Note:
This topic has been translated from a Chinese forum by GPT and might contain errors.
Original topic: analyze table 之后,统计信息还是会有不准的情况
[TiDB Usage Environment] Production Environment / Testing / PoC
[TiDB Version] 5.4.3
[Reproduction Path] Operations performed that led to the issue
[Encountered Issue: Problem Phenomenon and Impact]
The most frequently used TiDB version is 5.*, and I remember encountering situations many times during SQL tuning where the execution plan was inaccurate even after the table statistics were collected.
Example: Today, I encountered a subquery with a full table of 140 million rows, needing 40 million rows. Due to inaccurate statistics (just manually collected), it chose to use index back to the table, which was slower. In this case, a full table scan would have been better. The issue was resolved after using ignore index.
Has anyone else encountered situations where the execution plan is still inaccurate after collecting statistics for some tables?
I searched but couldn’t find an issue related to this problem, though I remember it happening many times.
[Resource Configuration]
[Attachments: Screenshots/Logs/Monitoring]
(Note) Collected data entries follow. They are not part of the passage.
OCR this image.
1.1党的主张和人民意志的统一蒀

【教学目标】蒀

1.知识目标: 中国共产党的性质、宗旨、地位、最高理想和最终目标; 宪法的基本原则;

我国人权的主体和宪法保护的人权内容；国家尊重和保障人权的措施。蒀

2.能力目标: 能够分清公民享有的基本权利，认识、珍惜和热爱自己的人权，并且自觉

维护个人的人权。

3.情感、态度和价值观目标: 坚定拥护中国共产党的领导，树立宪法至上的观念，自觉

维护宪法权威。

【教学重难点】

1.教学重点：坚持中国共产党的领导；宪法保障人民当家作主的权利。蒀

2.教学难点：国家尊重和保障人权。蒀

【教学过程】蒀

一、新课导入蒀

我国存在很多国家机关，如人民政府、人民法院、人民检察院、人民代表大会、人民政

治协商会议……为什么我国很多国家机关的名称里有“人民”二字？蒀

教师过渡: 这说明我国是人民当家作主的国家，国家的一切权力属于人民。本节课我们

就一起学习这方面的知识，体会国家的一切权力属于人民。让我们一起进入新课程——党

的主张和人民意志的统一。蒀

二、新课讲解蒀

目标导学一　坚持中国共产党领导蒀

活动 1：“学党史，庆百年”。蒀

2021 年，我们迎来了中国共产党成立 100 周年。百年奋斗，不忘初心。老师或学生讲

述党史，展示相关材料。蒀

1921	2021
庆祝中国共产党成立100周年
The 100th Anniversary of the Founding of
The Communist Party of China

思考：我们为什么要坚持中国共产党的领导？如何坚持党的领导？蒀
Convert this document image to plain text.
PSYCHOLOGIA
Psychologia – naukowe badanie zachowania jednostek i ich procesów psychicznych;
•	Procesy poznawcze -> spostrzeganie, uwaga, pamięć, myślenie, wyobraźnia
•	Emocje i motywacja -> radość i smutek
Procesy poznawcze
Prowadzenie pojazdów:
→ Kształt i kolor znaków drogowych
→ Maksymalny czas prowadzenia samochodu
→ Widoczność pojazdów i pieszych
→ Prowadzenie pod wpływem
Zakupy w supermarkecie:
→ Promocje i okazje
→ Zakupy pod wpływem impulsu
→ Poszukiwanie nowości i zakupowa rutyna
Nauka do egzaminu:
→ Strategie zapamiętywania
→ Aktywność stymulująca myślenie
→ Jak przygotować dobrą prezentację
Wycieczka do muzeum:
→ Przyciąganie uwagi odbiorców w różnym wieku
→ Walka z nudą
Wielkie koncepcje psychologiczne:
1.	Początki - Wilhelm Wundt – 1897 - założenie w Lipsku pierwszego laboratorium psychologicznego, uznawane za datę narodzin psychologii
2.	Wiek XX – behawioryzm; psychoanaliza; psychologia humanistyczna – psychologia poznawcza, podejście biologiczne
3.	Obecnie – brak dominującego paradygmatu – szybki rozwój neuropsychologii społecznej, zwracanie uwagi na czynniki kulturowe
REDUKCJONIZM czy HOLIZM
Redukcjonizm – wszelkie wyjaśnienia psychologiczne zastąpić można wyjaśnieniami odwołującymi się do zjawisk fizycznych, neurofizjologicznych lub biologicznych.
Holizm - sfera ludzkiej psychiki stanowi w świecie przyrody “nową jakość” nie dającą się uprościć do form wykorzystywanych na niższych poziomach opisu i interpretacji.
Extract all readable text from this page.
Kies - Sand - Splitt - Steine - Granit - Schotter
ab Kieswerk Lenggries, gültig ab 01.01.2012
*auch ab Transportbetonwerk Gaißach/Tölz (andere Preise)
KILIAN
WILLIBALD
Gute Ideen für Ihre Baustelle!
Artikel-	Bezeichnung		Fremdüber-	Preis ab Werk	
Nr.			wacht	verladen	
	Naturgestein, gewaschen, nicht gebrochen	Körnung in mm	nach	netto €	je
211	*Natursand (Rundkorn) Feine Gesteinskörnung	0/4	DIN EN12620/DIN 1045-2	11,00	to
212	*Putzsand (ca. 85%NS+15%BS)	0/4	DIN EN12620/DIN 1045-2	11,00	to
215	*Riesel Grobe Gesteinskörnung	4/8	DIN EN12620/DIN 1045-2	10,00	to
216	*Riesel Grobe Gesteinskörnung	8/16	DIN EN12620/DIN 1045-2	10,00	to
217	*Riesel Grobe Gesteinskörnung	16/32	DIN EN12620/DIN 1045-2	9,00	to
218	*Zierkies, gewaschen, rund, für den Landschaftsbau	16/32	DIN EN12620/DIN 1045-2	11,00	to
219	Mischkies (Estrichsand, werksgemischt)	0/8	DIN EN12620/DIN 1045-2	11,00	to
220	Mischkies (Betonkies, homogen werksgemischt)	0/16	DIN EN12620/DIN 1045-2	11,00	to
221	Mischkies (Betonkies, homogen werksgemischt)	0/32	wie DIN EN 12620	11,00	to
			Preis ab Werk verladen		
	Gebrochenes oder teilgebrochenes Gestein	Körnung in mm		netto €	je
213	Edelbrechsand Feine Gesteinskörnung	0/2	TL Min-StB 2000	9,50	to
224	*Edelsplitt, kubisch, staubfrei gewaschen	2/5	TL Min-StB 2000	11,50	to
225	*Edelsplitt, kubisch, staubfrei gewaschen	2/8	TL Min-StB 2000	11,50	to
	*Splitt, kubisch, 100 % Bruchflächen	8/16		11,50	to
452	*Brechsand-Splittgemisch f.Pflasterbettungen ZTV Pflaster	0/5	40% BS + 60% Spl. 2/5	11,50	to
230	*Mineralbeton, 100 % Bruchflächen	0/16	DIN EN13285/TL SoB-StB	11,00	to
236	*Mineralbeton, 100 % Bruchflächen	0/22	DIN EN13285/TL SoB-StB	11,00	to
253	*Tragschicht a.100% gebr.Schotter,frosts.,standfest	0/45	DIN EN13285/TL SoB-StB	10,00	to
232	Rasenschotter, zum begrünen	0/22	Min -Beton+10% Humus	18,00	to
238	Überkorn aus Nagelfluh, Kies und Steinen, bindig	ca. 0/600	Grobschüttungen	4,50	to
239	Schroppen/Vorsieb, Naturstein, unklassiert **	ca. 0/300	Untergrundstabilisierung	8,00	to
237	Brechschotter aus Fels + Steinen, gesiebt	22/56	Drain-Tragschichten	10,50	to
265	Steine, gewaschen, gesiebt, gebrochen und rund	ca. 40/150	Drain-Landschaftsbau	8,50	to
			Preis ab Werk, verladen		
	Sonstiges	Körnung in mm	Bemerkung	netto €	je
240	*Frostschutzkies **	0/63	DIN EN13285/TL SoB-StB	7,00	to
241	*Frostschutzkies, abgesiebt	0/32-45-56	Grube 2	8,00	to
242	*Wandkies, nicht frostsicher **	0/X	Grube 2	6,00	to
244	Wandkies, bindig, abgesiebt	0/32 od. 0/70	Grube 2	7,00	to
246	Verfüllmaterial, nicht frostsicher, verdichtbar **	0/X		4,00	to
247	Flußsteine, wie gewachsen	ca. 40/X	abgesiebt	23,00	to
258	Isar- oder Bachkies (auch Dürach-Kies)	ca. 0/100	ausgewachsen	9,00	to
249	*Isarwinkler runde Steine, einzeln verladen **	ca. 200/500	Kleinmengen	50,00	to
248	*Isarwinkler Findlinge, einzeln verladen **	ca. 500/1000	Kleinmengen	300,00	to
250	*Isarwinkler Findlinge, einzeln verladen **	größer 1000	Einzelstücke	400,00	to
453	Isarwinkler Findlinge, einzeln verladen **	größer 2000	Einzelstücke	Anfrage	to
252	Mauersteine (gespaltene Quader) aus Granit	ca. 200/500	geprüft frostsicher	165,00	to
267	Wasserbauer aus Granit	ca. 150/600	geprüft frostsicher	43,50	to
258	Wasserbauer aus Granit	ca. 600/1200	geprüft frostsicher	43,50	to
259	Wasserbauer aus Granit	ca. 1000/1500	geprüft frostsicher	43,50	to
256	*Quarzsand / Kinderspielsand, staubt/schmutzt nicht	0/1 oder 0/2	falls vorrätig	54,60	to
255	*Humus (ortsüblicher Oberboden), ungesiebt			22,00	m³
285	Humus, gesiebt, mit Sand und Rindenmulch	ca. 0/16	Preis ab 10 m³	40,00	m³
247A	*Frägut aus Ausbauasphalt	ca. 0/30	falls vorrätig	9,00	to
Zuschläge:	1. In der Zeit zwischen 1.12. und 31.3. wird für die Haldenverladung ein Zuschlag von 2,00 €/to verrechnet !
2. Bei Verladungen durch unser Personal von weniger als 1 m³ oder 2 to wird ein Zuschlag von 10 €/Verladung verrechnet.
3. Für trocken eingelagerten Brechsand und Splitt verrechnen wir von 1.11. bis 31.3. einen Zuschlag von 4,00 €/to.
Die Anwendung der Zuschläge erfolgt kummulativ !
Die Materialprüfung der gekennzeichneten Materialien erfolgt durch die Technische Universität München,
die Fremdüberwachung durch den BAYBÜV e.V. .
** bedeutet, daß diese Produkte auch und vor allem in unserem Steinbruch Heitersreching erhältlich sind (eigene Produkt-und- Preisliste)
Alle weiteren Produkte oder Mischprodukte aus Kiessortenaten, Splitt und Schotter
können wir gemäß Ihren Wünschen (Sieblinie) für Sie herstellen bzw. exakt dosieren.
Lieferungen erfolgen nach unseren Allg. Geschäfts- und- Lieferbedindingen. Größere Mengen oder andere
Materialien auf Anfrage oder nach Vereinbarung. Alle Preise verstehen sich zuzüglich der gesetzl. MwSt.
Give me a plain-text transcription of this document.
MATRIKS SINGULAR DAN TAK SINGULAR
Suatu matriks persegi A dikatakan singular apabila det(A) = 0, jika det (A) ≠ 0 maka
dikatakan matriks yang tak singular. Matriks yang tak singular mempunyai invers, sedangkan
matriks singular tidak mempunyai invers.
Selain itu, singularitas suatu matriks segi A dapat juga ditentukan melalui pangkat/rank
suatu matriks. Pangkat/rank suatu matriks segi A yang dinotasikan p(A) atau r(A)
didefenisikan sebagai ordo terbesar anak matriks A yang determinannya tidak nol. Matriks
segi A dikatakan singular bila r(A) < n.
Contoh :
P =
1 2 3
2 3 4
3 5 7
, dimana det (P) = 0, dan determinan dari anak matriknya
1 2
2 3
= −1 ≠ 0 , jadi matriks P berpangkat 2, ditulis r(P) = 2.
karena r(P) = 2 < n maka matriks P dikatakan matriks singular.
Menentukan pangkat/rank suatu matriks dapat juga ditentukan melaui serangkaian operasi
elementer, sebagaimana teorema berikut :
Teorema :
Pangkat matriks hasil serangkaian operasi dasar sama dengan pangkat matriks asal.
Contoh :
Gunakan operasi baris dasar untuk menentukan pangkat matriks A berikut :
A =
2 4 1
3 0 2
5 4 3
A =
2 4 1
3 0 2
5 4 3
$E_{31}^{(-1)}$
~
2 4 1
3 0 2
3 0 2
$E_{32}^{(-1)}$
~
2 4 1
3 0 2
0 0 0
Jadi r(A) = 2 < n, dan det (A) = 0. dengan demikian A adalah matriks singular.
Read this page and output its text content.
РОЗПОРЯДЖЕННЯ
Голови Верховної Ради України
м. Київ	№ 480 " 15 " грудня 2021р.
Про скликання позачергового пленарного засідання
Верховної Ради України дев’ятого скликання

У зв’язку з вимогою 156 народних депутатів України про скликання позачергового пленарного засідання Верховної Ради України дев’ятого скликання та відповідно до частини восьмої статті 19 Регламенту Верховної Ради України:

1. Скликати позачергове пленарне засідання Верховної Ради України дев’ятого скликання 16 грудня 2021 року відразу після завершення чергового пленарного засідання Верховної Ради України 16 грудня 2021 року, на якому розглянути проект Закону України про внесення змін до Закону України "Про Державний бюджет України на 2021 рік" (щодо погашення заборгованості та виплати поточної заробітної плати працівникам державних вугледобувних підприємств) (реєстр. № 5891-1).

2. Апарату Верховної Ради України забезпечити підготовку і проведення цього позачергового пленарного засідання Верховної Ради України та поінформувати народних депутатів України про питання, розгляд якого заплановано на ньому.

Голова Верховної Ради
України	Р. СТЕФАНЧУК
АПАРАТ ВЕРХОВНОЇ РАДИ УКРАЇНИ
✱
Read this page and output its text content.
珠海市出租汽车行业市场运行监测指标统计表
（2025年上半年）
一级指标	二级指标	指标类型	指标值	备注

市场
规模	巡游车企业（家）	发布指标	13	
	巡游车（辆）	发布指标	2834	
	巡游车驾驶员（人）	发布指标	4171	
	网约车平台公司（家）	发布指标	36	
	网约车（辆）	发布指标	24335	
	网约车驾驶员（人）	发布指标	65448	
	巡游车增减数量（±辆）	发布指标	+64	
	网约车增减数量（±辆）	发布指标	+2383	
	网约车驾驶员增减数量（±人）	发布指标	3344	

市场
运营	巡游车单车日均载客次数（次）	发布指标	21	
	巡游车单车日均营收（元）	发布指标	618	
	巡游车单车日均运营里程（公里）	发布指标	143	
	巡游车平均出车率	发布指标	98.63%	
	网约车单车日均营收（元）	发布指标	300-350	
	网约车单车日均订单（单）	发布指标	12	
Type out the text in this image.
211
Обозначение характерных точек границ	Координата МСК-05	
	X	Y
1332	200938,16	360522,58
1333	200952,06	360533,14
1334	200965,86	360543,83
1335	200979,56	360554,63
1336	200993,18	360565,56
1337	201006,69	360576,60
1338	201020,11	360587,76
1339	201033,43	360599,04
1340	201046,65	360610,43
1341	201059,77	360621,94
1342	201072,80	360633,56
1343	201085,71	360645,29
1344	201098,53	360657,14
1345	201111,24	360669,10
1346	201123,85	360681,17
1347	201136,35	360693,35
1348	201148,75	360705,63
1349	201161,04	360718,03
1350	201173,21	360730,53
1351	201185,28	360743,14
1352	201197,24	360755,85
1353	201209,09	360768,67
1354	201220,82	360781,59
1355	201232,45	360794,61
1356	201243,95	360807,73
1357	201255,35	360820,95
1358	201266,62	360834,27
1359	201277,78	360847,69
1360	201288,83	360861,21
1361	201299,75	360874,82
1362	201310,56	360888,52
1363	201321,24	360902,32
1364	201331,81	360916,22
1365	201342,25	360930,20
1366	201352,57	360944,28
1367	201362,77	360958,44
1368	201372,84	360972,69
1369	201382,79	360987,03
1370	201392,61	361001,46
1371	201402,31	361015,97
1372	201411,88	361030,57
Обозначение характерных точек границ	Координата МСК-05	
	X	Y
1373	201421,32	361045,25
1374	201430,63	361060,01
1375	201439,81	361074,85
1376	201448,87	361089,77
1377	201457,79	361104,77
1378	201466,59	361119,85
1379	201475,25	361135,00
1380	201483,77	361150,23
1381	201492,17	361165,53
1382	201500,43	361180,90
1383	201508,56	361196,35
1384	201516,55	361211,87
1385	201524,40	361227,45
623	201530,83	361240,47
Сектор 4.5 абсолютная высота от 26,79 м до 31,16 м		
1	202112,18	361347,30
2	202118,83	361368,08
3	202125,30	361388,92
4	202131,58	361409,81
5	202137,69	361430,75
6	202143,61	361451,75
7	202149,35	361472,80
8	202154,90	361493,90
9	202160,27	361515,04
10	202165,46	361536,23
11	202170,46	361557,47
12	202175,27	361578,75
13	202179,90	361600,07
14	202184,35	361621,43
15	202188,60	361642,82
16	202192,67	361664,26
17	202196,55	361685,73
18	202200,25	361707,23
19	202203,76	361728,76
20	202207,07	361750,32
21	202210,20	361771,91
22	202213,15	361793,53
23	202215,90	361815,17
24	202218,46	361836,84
Is the prepare_plan_cache enabled? Try turning it off and see if it helps.
I checked,
it’s not enabled.
SHOW stats_histograms WHERE table_name=‘t1’;
Let’s take a look at the statistics of the table.
Has the histogram information been collected?
I directly used “analyze table t1”. In theory, it should collect everything.
The image you provided is not visible. Please provide the text you need translated.
plan replayer dump explain analyze select xxxx; Export the information
What version is your database? I’m using 6.1.1 to import.
The current version is 5.4.3, but I have also encountered this issue in other version 5 releases.
Could you share the table structure? How many indexes does this table have? On which fields are they?
I don’t quite understand, the table structure and statistics are unrelated, right?
show stats_buckets
displays the histogram information of a column. If it doesn’t show up, use the column as a WHERE condition to execute an SQL query, and then check the range of your condition against the buckets.
There is no problem with the statistical information query.
It feels like it is directly estimated by row_count / distinct_count.
I don’t understand, why is there no do_id information in stats_histograms?
Are you referring to the column name?